See also: – Good employee welfare: The ESG trend to watch in 2022
Bupa calculated mental ill-health costs UK businesses £45bn a year so engaging employees on their sustainability initiatives will provide growing value to businesses in light on evidence Gen Z feel the burden of climate change.
Gen Z will prioritise their mental health over earnings and a third of respondents said they would turn down roles in companies with poor ESG credentials, and over half (54%) would take a pay cut to work for a business that reflects their ethics, on average sacrificing more than a quarter (27%) of their salary.
Dr Pablo Vandenabeele, clinical director for mental health at Bupa, commented: “A high salary for work that feels meaningless can only satisfy one for so long, whereas feeling like we’re contributing to the greater good and making a difference has a positive effect on our self-esteem. It can even reduce feelings of burnout, something many people are struggling with after a tough couple of years.”
Some 63% of Gen Z said they are also anxious about social justice issues such as racism and homophobia – this is compared to 52% of Generation X (aged 42-57) and 43% of Baby Boomers (aged 1955-1964). Meanwhile, 64% of Gen Zs said they are anxious about poverty and inequality, compared to 59% of Gen X and 53% of Boomers.
Gen Zs also said they expected their anxiety around the climate crisis and social injustice to increase in the future (versus only 46% of Gen X and 40% of Baby Boomers).
By considering these factors, firms will improve their chances of attracting and retaining talent – six in 10 Gen Zs (59%) and over half of people overall (52%) said they would stay longer with a company that had ESG commitments, as well as recommend it to others as a good place to work. Additionally, around half of people of all ages said they would be more engaged with their organisation overall (51%), more satisfied in their jobs (53%) and more productive (47%) if their employers with strong environment and social commitments.
Sally Pain, chief sustainability officer at Bupa, said: “The pandemic has underscored the inextricable link between healthy people, a healthy planet, and business performance. And for Gen Z, workplace wellbeing is now a critical part of the ESG agenda.
“As skills shortages bite across many sectors and businesses face a challenging year ahead, it’s easy to think that social and environmental commitments are optional. Our research shows that they are quickly becoming critical to success. For companies who want to build and nurture future leaders for their business, investing in strong targets that connect with their employees’ personal values is vital.”

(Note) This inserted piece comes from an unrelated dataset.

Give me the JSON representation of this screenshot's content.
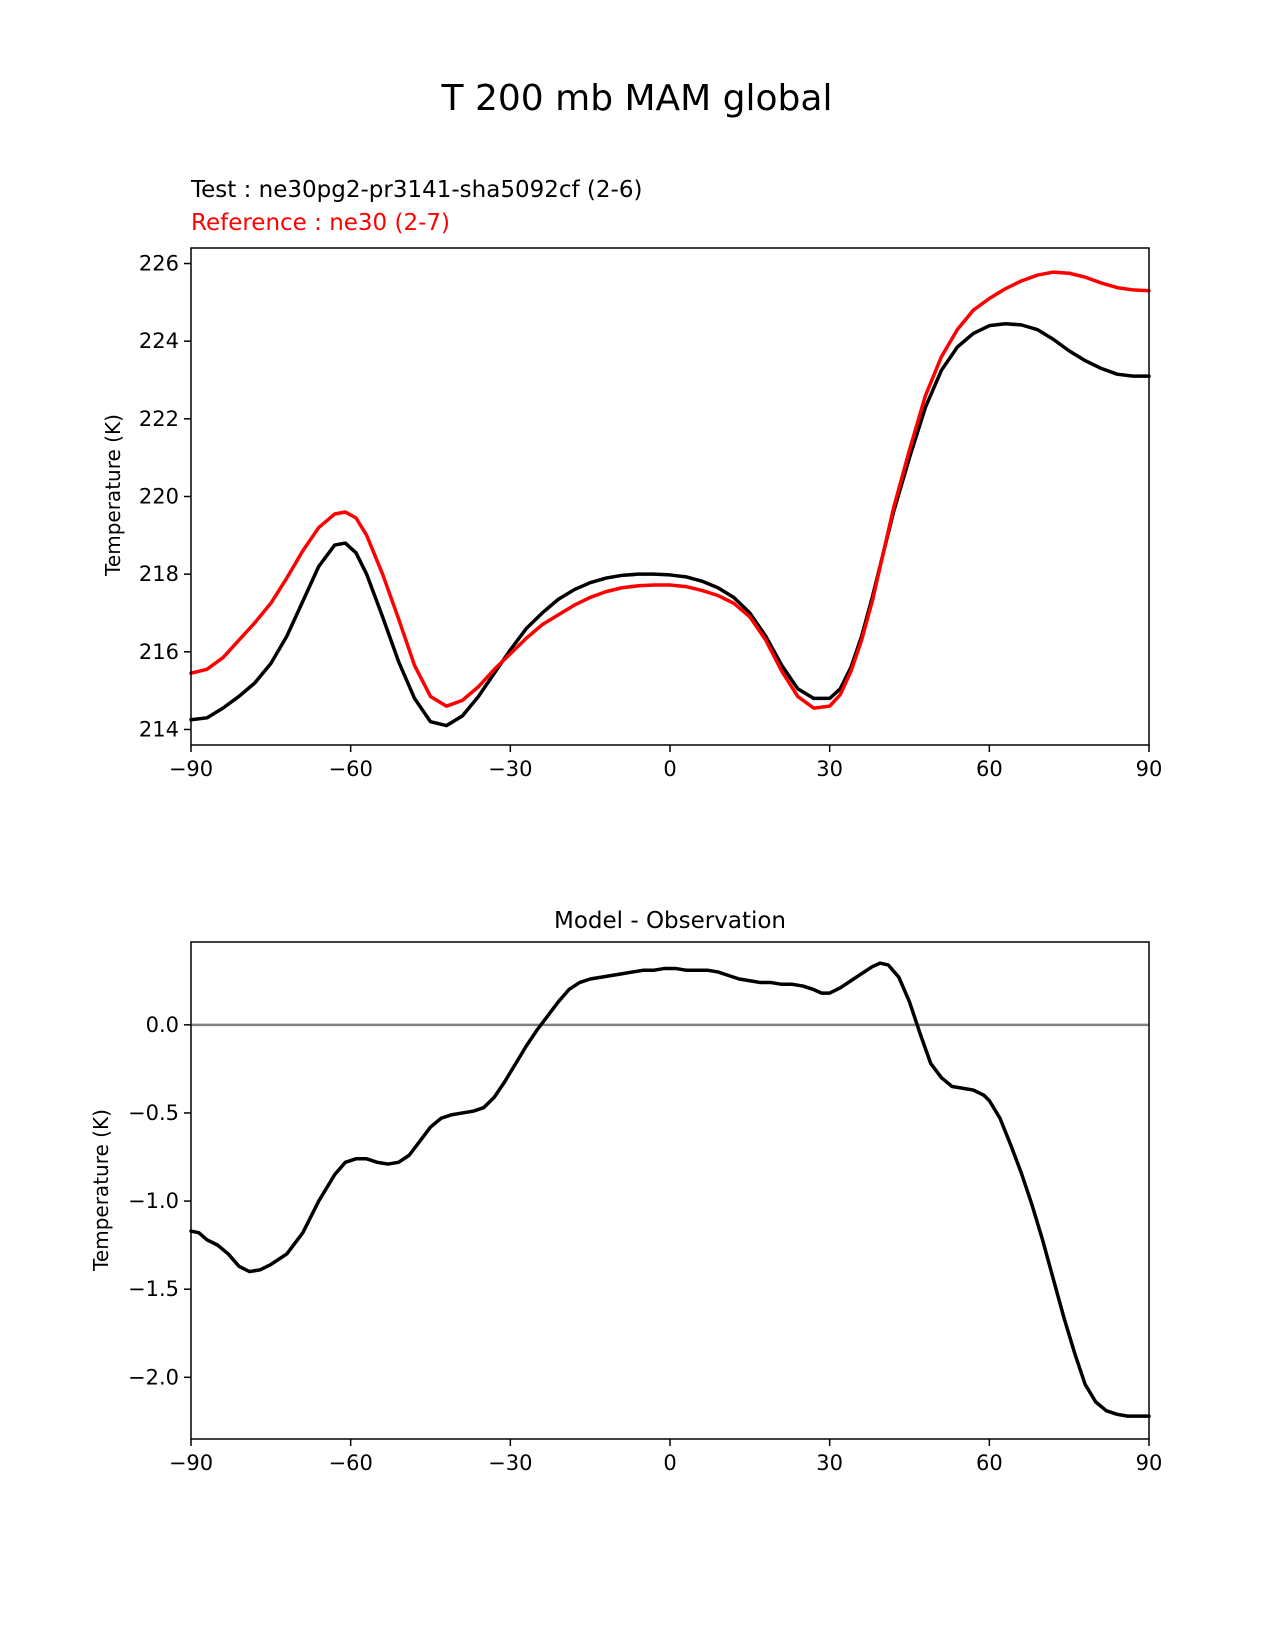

Bhavini Shah, CEO at City Hive, commented that this is a wake-up call for the c-suite: “Senior leadership at the top of corporations should not assume their values and priorities are the same as those who are several generations younger then them. Where they may feel comfortable greenwashing, Gen Z want real action. And if they don’t make strategic decisions to take that action they may not attract the best talent. This should be a worry for investors.”